Apesar de o País já investir mais recursos em pesquisas nas áreas de Exatas e Biológicas, o presidente Jair Bolsonaro disse ontem que o governo deve diminuir repasses para estudos de Humanas. Segundo ele, o objetivo é “focar em áreas que gerem retorno imediato ao contribuinte como Veterinária, Engenharia e Medicina”. As declarações, corroboradas pelo ministro da Educação, Abraham Weintraub, causaram indignação em grande parte da comunidade acadêmica.
Para o cientista social Simon Schwartzman, um corte de verbas em Humanas pode comprometer o desenvolvimento do País. “É um tipo de política retrógrada. Isso significa não entender o que são as Ciências Sociais”, afirma. “A pesquisa social aborda temas como desigualdade, pobreza, crescimento populacional, violência, etc. Se o País ficar sem isso, estará completamente desarmado para poder lidar com esses temas.”
Tanto o presidente quanto o ministro deram ênfase à necessidade de o cidadão aprender “um ofício”. “O que a gente precisar ensinar para as crianças, para os jovens? Habilidades de ler, escrever, fazer conta, ofício que gere renda para a pessoa, bem estar para a família”, afirmou Weitraub em uma live ao lado de Bolsonaro. Em entrevista ao jornal O Estado de S. Paulo, ele já havia dito que o filho de um agricultor deveria estudar Veterinária e Medicina. “Imagina uma família de agricultores que o filho entrou na faculdade e, quatro anos depois, volta com título de antropólogo?”
Em nota, a Sociedade Brasileira para o Progresso da Ciência (SBPC) afirmou discordar das declarações porque “muitas carreiras e desenvolvimentos bem-sucedidos nas áreas tecnológicas não resultam simplesmente de conhecimento técnico”. “Eles requerem habilidades de liderança, inteligência emocional, compreensão da cultura, um entendimento do contexto econômico e social que as Ciências Humanas e Sociais podem prover”. O texto afirma ainda que as áreas não dão “um retorno econômico imediato”, mas contribuem “para a melhoria das condições de vida da população”.
Dados do Conselho Nacional de Desenvolvimento Científico e Tecnológico (CNPq), a agência federal de investimento em pesquisas, mostram que as áreas de Exatas, que incluem Engenharias e Tecnologia, tiveram R$ 437 milhões em recursos para bolsas em 2018. Já as Ciências Biológicas, Agrárias e de Saúde receberam R$ 440 milhões. As Ciências Humanas, Linguística, Letras e Artes ficaram com R$ 162 milhões, cerca de um terço. O número de bolsistas também é menor em Humanas. As bolsas públicas são a única maneira de os professores no País fazerem pesquisa, essencial para produção de novos conhecimentos.
Graduação
O MEC envia recursos para as mais de 60 universidades federais, que precisam de aval do governo para abrir cursos ou contratar professores. O temor de fontes da área é que, além no corte em bolsas, as instituições poderiam não receber verbas para aumentar vagas nessas áreas ou para contratar docentes. O governo tem citado o caso do Japão que, em 2015, pediu que universidades fechassem cursos nas áreas de Humanas e deixassem de selecionar alunos para essas áreas. Cientistas do mundo todo criticaram a política.
Em seu Twitter, Bolsonaro disse que “alunos já matriculados não serão afetados” e a ideia era “descentralizar” recursos.

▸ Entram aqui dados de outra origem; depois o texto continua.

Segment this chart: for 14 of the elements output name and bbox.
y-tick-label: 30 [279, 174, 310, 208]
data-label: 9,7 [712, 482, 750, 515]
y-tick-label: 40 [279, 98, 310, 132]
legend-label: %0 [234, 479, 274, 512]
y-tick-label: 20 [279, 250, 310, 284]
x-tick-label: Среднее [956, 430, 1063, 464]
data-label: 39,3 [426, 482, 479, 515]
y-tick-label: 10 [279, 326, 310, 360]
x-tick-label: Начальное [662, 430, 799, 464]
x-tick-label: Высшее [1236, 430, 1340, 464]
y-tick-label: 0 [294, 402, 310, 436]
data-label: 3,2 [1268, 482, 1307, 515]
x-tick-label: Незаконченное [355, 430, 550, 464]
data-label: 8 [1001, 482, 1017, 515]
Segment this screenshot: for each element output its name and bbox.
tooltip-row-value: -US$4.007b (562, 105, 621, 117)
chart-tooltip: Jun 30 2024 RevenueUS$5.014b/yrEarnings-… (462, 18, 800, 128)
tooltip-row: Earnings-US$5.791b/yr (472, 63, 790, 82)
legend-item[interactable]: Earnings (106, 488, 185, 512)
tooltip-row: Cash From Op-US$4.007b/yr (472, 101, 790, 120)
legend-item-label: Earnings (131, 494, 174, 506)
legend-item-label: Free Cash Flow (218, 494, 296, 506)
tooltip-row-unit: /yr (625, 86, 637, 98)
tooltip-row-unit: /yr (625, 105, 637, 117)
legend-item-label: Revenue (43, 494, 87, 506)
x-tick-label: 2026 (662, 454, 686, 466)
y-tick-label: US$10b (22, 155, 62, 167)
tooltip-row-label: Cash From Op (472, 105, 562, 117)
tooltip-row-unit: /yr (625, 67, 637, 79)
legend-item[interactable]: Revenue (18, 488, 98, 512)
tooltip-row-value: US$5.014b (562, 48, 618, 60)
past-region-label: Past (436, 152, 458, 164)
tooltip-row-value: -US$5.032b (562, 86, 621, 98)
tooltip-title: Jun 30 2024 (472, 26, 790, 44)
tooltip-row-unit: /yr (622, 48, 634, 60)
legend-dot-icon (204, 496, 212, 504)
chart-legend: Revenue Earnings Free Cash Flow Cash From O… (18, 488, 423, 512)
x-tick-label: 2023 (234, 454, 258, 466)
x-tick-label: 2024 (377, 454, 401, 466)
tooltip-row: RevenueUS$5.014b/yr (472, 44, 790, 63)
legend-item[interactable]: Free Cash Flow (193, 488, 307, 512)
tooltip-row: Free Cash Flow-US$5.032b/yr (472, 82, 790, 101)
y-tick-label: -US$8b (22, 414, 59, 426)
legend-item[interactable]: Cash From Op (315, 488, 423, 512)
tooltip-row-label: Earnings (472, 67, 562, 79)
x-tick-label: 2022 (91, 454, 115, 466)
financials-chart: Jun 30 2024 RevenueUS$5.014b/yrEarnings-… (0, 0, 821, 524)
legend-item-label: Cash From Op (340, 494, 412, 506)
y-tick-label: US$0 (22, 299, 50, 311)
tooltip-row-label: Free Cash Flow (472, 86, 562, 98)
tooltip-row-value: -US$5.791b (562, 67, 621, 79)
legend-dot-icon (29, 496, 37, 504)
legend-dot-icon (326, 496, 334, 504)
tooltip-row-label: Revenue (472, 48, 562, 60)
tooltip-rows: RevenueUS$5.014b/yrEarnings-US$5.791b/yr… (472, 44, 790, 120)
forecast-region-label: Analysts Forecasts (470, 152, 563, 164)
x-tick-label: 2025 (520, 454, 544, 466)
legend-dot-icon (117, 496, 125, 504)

Em nota, o MEC informou ontem que “os recursos destinados a quaisquer áreas de conhecimento serão estudados de forma a priorizar aquelas que, no momento, melhor atendem às demandas da população”.
O Sindicato Nacional dos Docentes das Instituições de Ensino Superior (Andes) afirmou que recebeu as declarações com “perplexidade”. Em nota conjunta, as associações brasileiras de Antropologia, Sociologia, Ciência Política e de Pós-Graduação e Pesquisa em Ciências Sociais afirmaram que elas têm “motivação político-ideológica”.